1
votes

Context

I'm fairly new to the Google Cloud Platform and I'm trying out Google Dataflow. I read a CSV file and simulate streaming data. CSV row publishes into topic (PubSub) and Dataflow reads it and inserts the data into a BigQuery table.

Problem

When my file contains types STRING, FLOAT, INTEGER my process finished successfully and data is loaded to BigQuery. But if I add to my process one of those types: DATETIME, TIME, DATE it always fails. There are many code examples but I didn't find code example that show how to handle it.

Data Examples

2017-01-23 - load it into DATE type

14:10:12 - load it into TIME type

I hope you guys can help me with this ...

1
Please provide more details about your code and a complete printout of the failure. Merely knowing that the pipeline fails is insufficient to help you with debugging. - jkff
We use timestamp as date format in BQ. While adding data to BQ from dataflow we are putting date as String with specific timestamp format yyyy-MM-dd hh:MM:ss.SSS. This is working perfectly for us in all pipes we build.
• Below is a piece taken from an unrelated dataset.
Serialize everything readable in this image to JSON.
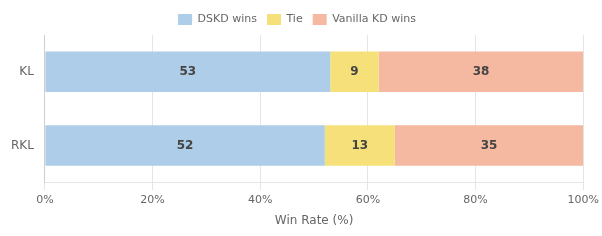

Hope this will help - Jack
So, did you found which POJO to send to BigQuery for Date and DateTime formats ? - vdolez

1 Answers

1
votes

I tried few things:

//1
SimpleDateFormat sdf = new SimpleDateFormat("yyyy-MM-dd");
  String dateInString = info.getEventDate();
  Date date = sdf.parse(dateInString);

row.set("EventDate", date);


//2
row.set("EventDate", new DateTime("2017-01-23")); 


//3
public String getEventDate() {
return get(Field.EventDate);  }
...
...
...
row.set("EventDate", info.getEventDate());


//4
private static DateTimeFormatter dmt = DateTimeFormat.forPattern("yyyy-MM-dd");
....
....
....
DateTime ds = dmt.parseDateTime(info.getEventDate());